What are the architecture of Parallel Processing?

There are three basic parallel processing hardware architectures in the server market such as symmetric multiprocessing (SMP), massively parallel processing (MPP), and non-uniform memory architecture (NUMA).

Symmetric Multiprocessing (SMP)

The SMP architecture is an individual device with multiple processors, all managed by one operating system and all accessing the similar disk and memory area. An SMP machine with 8 to 32 processors, a parallel database, large memory (two or more gigabytes), good disk, and a good design should perform well with a medium-sized warehouse.

The database needs to be able to run its processes in parallel, and the data warehouse processes need to be designed to take advantage of parallel capabilities. The processors can access shared resources (memory and disk) rapidly, but the access path they need to get at those resources, the backplane, can develop into a bottleneck as the system scales.

Since the SMP machine is a single entity, it also has the weakness of being a single point of failure in the warehouse. To overcome these problems, hardware companies have come up with techniques that allow several SMP machines to be linked to each other, or clustered.

In a cluster, each node is an SMP machine that runs its operating system, but the cluster includes connections and control software to allow the machines to share disks and provide fail-over backup. In this case, if one machine fails, others in the cluster can temporarily take over its processing load. Of course, this benefit comes at a cost—clustering is extremely complex and can be difficult to manage.
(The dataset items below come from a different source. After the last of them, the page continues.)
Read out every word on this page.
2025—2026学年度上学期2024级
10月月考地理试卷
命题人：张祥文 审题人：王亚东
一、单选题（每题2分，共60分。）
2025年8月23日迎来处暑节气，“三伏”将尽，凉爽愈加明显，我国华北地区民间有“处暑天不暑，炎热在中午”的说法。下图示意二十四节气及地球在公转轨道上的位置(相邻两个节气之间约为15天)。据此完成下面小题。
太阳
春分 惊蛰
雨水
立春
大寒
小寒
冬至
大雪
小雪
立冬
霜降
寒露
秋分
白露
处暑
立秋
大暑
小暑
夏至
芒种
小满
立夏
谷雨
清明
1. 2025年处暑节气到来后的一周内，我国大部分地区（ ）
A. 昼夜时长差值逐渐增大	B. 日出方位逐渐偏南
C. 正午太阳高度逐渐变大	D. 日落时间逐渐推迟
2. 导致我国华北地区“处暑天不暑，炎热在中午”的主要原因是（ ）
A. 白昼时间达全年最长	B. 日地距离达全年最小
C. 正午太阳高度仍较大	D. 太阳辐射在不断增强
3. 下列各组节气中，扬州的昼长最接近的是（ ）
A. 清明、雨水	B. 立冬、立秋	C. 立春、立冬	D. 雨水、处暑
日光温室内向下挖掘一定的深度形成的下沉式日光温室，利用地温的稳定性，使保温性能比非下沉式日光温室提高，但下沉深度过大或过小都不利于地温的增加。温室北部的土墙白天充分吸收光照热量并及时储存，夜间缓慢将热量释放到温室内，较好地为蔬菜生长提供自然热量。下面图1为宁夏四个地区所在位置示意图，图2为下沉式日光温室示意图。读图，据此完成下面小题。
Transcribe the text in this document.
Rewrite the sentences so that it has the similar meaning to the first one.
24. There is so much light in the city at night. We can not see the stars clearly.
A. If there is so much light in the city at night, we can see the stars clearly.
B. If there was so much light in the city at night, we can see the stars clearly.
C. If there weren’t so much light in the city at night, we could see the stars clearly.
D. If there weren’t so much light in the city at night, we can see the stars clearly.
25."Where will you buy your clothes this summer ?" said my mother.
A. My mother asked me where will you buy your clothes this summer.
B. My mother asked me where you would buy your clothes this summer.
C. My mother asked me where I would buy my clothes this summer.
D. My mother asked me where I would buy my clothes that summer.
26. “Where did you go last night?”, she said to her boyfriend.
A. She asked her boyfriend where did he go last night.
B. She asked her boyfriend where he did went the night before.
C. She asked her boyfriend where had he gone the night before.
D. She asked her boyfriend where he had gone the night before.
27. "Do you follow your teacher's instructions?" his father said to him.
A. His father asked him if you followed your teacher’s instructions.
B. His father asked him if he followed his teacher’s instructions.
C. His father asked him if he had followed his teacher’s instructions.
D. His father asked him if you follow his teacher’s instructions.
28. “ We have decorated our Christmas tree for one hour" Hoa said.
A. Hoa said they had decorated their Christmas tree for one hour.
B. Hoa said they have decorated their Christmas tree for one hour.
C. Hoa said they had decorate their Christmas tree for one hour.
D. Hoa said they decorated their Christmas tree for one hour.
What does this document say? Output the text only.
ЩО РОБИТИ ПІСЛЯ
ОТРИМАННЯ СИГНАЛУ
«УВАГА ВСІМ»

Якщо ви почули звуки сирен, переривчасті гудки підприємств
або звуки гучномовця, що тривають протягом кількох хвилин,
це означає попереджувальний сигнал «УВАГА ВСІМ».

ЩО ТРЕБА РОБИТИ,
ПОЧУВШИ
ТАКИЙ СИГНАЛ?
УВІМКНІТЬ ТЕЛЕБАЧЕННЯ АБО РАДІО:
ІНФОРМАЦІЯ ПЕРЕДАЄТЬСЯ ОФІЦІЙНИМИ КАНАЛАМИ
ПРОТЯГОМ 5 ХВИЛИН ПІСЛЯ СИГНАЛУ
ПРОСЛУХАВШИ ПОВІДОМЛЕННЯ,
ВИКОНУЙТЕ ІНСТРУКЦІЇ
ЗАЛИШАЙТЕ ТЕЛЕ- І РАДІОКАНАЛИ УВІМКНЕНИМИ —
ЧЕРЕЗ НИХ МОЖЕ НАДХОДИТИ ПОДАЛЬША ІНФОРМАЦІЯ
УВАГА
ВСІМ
The database technology needed to span clusters is improving.

Massively Parallel Processing (MPP)

MPP systems are a string of relatively independent computers, each with its operating system, memory, and disk, all coordinated by passing messages back and forth. The strength of MPP is the ability to connect hundreds of machine nodes and apply them to a problem using a brute-force approach.

For example, if you need to do a full-table scan of a large table, spreading that table across a 100-node MPP system and letting each node scan its 1/100th of the table should be relatively fast. It’s the computer equivalent of “many hands make light work.

Non-Uniform Memory Architecture (NUMA)

NUMA is a set of SMP and MPP in an attempt to merge the shared disk adaptability of SMP with the parallel speed of MPP. This architecture is a relatively current innovation, and it can be viable for data warehousing in the high run.

NUMA is conceptually similar to the idea of clustering SMP machines, but with tighter connections, more bandwidth, and greater coordination among nodes. If you can segment your warehouse into relatively independent usage groups and place each group on its node, the NUMA architecture may be effective for you.